Of course, feeling safe and protected is not illegitimate. It is who you look to for safety. That is the theological point Jesus is making in riding in on a donkey. Is it the God of Jesus who at Easter offers us the way of the Cross, the way of love or is it other gods and idols that empire relies on?

Question: What Christian testimony do we employ to discern the difference? Quote: “There is a difference between the politics of protest contrasted with the politics of responsibility.” (Bryden Black)

Illustration: Martin Luther’s two kingdoms

Martin Luther argues that as Christians we have dual identity  – one drawn to this world and one looking forward to the world to come. Luther combined both the early pacifist inclination and the Christendom mode in regards military violence. By illustration if someone comes into your house to steal your stereo there is a question you need to ask yourself before you call the police. Why are they stealing it? If they are stealing it out of greed, malice, even because you have two and they have none, you should call the police. If they are stealing it because you are a Christian, you are not to call the police but should also give them your spare stereo. Quid pro quo with the most loved people in your life or even your own life.

Now Luther’s neat division is by no means without its contradictions and difficulties.
Is Iraq a Iegitimate war, a just war because the US was attacked as a Christian nation? Tricky? Let alone the current Zionist / Islamic mess in Gaza? Wow!

Conclusion

No surprise I am much more inclined to the early church’s reluctance to engage in military violence as I see that as a purer expression of the way of Jesus. This not so much pacifism but the non-violent or post-violent approach. The way of Jesus is non-violent or looks beyond the violent. Jesus riding on a donkey presents himself helpless in the face of power and violence. The so-called triumphant entry declares the God of Jesus starts with those who are least powerful, least protected, least valued.

Jesus is offering himself up as the one who will stand in the face of empire and to show that this Jesus offers himself up in a death on the cross.

Jesus’ death on the cross is a mocking of the hubris of empire power. For God has set God ‘s self to be one of the least powerful, least protect, least valued.

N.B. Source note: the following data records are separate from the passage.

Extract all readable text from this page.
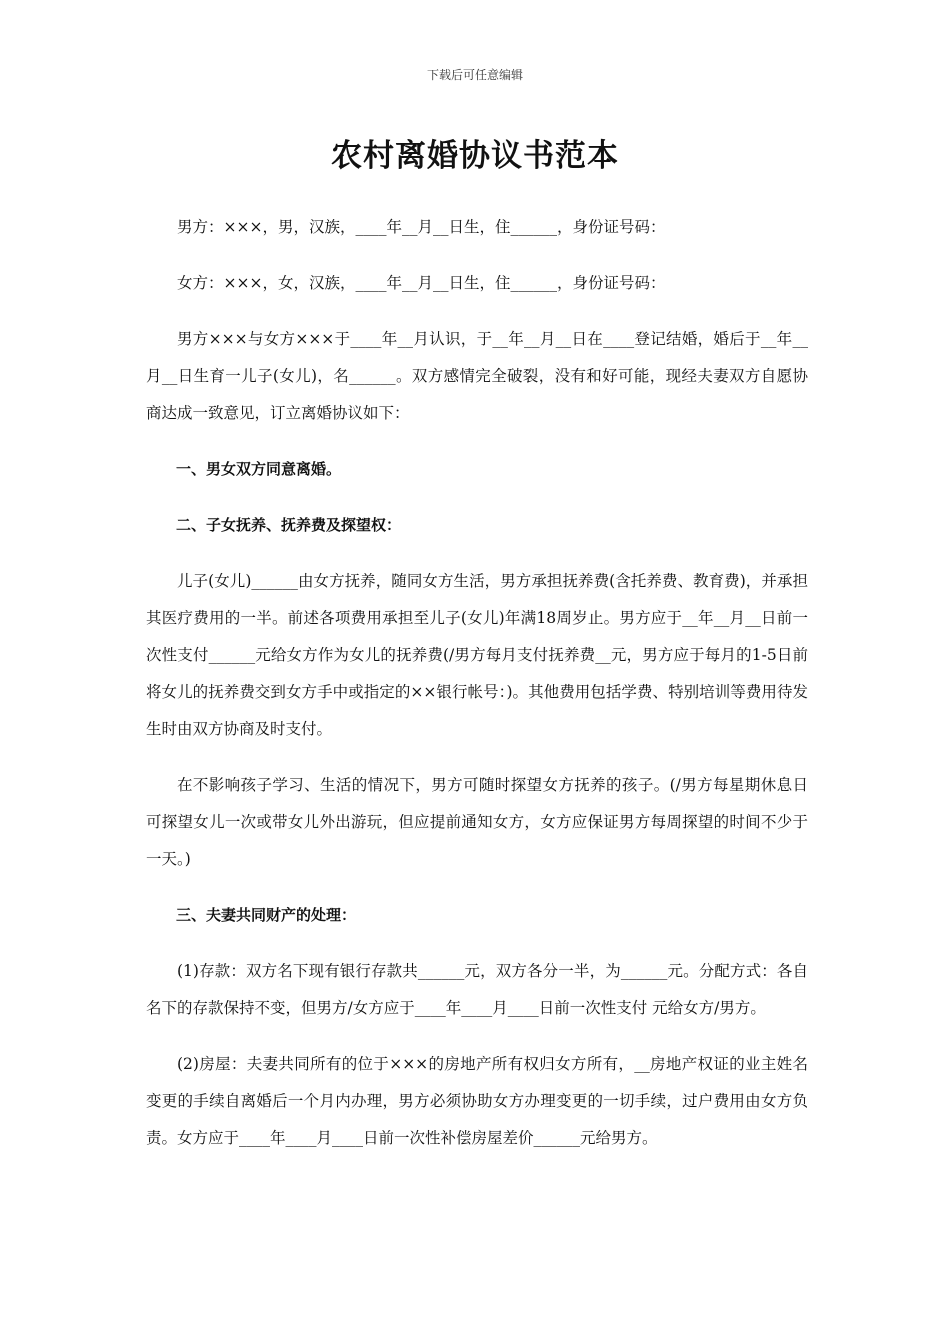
下载后可任意编辑
农村离婚协议书范本

男方：×××，男，汉族，____年__月__日生，住______，身份证号码：

女方：×××，女，汉族，____年__月__日生，住______，身份证号码：

男方×××与女方×××于____年__月认识，于__年__月__日在____登记结婚，婚后于__年__月__日生育一儿子(女儿)，名______。双方感情完全破裂，没有和好可能，现经夫妻双方自愿协商达成一致意见，订立离婚协议如下：

一、男女双方同意离婚。

二、子女抚养、抚养费及探望权：

儿子(女儿)______由女方抚养，随同女方生活，男方承担抚养费(含托养费、教育费)，并承担其医疗费用的一半。前述各项费用承担至儿子(女儿)年满18周岁止。男方应于__年__月__日前一次性支付______元给女方作为女儿的抚养费(/男方每月支付抚养费__元，男方应于每月的1-5日前将女儿的抚养费交到女方手中或指定的××银行帐号：)。其他费用包括学费、特别培训等费用待发生时由双方协商及时支付。

在不影响孩子学习、生活的情况下，男方可随时探望女方抚养的孩子。(/男方每星期休息日可探望女儿一次或带女儿外出游玩，但应提前通知女方，女方应保证男方每周探望的时间不少于一天。)

三、夫妻共同财产的处理：

(1)存款：双方名下现有银行存款共______元，双方各分一半，为______元。分配方式：各自名下的存款保持不变，但男方/女方应于____年____月____日前一次性支付 元给女方/男方。

(2)房屋：夫妻共同所有的位于×××的房地产所有权归女方所有，__房地产权证的业主姓名变更的手续自离婚后一个月内办理，男方必须协助女方办理变更的一切手续，过户费用由女方负责。女方应于____年____月____日前一次性补偿房屋差价______元给男方。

Jesus’ death on the Cross declares that if there is to be holy war or any war then God alone is able to be the victim so that others may not die and have life.

Jesus’ cry on the cross “My God my God why have you forsaken me” can be restated as “My God my God why have you holy war-ed me?”

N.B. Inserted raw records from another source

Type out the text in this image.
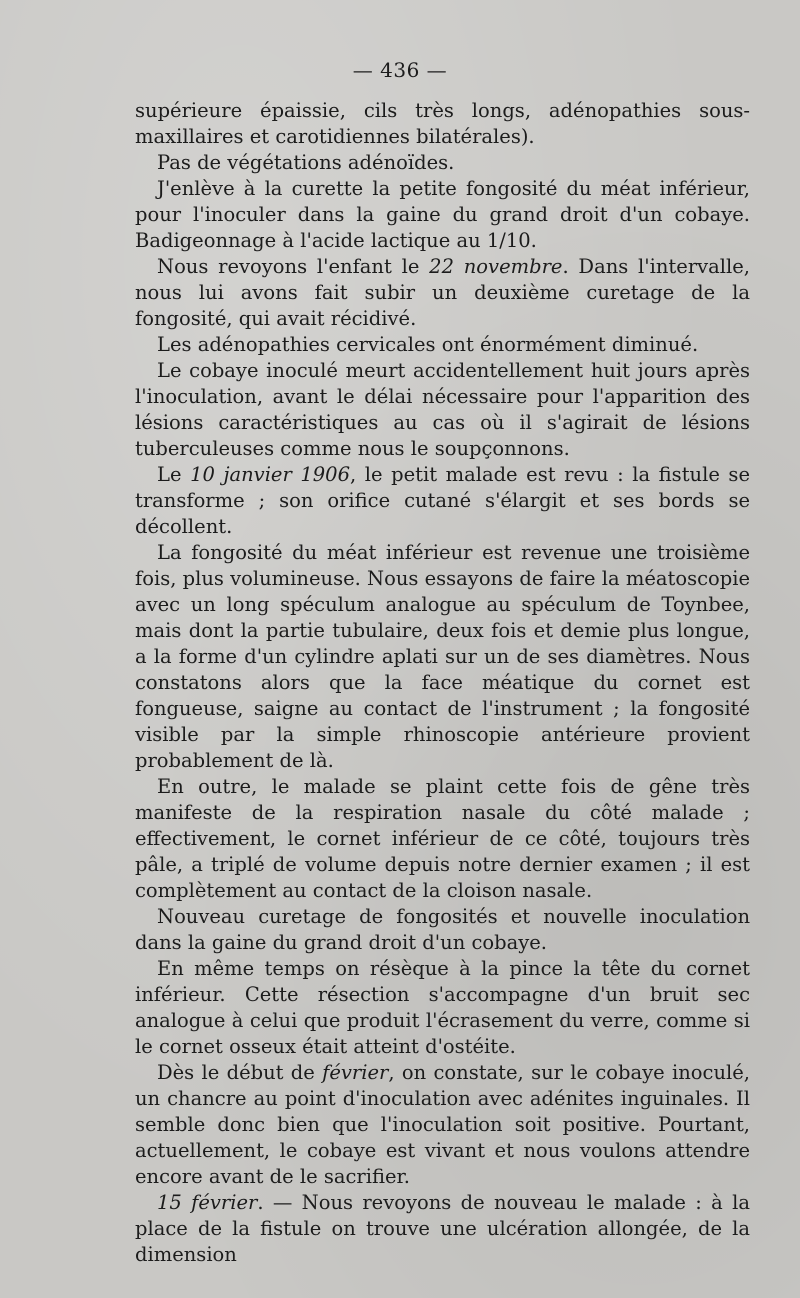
— 436 —

supérieure épaissie, cils très longs, adénopathies sous-maxillaires et carotidiennes bilatérales).

Pas de végétations adénoïdes.

J'enlève à la curette la petite fongosité du méat inférieur, pour l'inoculer dans la gaine du grand droit d'un cobaye. Badigeonnage à l'acide lactique au 1/10.

Nous revoyons l'enfant le 22 novembre. Dans l'intervalle, nous lui avons fait subir un deuxième curetage de la fongosité, qui avait récidivé.

Les adénopathies cervicales ont énormément diminué.

Le cobaye inoculé meurt accidentellement huit jours après l'inoculation, avant le délai nécessaire pour l'apparition des lésions caractéristiques au cas où il s'agirait de lésions tuberculeuses comme nous le soupçonnons.

Le 10 janvier 1906, le petit malade est revu : la fistule se transforme ; son orifice cutané s'élargit et ses bords se décollent.

La fongosité du méat inférieur est revenue une troisième fois, plus volumineuse. Nous essayons de faire la méatoscopie avec un long spéculum analogue au spéculum de Toynbee, mais dont la partie tubulaire, deux fois et demie plus longue, a la forme d'un cylindre aplati sur un de ses diamètres. Nous constatons alors que la face méatique du cornet est fongueuse, saigne au contact de l'instrument ; la fongosité visible par la simple rhinoscopie antérieure provient probablement de là.

En outre, le malade se plaint cette fois de gêne très manifeste de la respiration nasale du côté malade ; effectivement, le cornet inférieur de ce côté, toujours très pâle, a triplé de volume depuis notre dernier examen ; il est complètement au contact de la cloison nasale.

Nouveau curetage de fongosités et nouvelle inoculation dans la gaine du grand droit d'un cobaye.

En même temps on résèque à la pince la tête du cornet inférieur. Cette résection s'accompagne d'un bruit sec analogue à celui que produit l'écrasement du verre, comme si le cornet osseux était atteint d'ostéite.

Dès le début de février, on constate, sur le cobaye inoculé, un chancre au point d'inoculation avec adénites inguinales. Il semble donc bien que l'inoculation soit positive. Pourtant, actuellement, le cobaye est vivant et nous voulons attendre encore avant de le sacrifier.

15 février. — Nous revoyons de nouveau le malade : à la place de la fistule on trouve une ulcération allongée, de la dimension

The story of Easter has God in Jesus as the only possible object of God’s holy war. The repeated lesson of Yahweh in the Hebraic Scriptures is those who’d see themselves as agents of holy war are doomed themselves to be objects of holy war. The good news of Jesus is that there is no more holy war because God has taken its full brunt – we no longer need to rely on empire violence we can look beyond it.There is no need for empire violence to secure our place and future – Jesus has accomplished this in his death and resurrection.

The so-called triumphant entry finds Jesus taking the path to his death and so it is triumphant because the God of Jesus –
– is going to stand in the breach,
– is laying in the way of empire,
– is offering his life to God,
– is God offering God’s life to all of us.

While we wait and work in faith for the world to come where there is no need for empire violence to secure our safety and well-being, Easter is our focus and hope. The challenge for us as Martin Luther testifies is how do we bear testimony to the God who has freed us from holy war, from violence, anxiety and fear in this world.

As we join as followers in the triumphant entry of Jesus what form should it take?

– in smaller cars? – in smaller prisons?
– in fewer door locks? – in fewer police?
– in less traffic lights? – in less guns?
– in the absence of safety warnings! – in an absence of armies?

Our faith is in the Jesus who rides a donkey – there rests our Easter hope!